ABSTRACT Conventional pulsed Nd‐doped solid‐state lasers (SSLs) typically employ broadband white‐light lamps as the primary pump source, enabling the generation of high‐energy laser outputs up to hundreds of joules. However, the limited spectral overlap between the visible‐light emission and the absorption bands of Nd 3+ ions hinders further system simplification and cost reduction. In this work, we present a spectrally matched phosphor, La 3 Sc 2 Ga 3 O 12 :Cr 3+ (LSGG:Cr 3+ ), which exhibits exceptional spectral alignment with the YAG:Nd 3+ absorption band, facilitating efficient blue‐to‐near‐infrared (NIR) optical down‐conversion for resonant pumping of Nd 3 ⁺ ions. Spectroscopic analyses identify an optimal Cr 3+ doping concentration of 1 at.% and a phonon coupling energy of 21 meV, contributing to the phosphor's high internal quantum yield (>78%) and ensuring efficient optical conversion.
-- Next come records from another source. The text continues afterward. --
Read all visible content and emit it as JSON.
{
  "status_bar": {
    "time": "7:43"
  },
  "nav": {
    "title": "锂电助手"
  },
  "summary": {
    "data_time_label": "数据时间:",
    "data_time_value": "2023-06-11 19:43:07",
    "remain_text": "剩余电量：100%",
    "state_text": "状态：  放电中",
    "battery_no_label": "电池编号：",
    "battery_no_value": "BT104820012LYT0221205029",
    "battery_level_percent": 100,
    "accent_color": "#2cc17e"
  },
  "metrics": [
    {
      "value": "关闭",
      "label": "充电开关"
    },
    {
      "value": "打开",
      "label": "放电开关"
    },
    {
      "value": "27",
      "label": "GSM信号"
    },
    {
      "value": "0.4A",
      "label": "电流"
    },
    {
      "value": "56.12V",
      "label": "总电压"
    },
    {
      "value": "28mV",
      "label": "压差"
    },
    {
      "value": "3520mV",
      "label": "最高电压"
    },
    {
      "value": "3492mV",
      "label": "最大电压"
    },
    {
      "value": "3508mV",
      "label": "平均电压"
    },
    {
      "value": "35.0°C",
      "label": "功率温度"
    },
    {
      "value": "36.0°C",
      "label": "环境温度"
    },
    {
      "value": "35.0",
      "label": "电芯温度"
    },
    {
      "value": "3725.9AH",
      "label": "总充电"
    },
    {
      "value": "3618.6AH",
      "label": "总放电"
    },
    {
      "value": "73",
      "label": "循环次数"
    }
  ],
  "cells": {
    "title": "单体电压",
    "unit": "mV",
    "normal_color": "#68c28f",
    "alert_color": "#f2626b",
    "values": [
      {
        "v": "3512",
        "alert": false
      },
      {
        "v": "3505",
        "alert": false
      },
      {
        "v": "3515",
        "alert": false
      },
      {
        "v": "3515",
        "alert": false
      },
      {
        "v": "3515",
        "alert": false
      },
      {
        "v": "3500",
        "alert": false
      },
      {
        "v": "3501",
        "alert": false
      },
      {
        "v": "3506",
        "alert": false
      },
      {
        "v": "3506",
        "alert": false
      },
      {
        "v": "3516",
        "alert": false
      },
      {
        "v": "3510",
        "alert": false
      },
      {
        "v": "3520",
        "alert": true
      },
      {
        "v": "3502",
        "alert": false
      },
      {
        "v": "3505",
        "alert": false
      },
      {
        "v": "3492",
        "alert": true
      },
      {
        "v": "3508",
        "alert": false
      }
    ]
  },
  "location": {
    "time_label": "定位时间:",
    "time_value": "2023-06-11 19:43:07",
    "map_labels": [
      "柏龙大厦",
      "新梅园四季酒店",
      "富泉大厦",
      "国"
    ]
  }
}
To address thermal challenges, we developed a novel ultrathin (105 µm) phosphor‐glass composite (PGC), which demonstrates superior thermal stability and maintains luminescent dynamics. When integrated with a broadband light source, the LSGG:Cr 3+ ‐based PGC converts poorly absorbed visible light into highly absorbable NIR light for Nd 3+ ions, serving as an effective nonlinear spectral converter. This study establishes a promising energy‐saving approach for broadband‐pumped SSLs through advanced luminescent spectral engineering.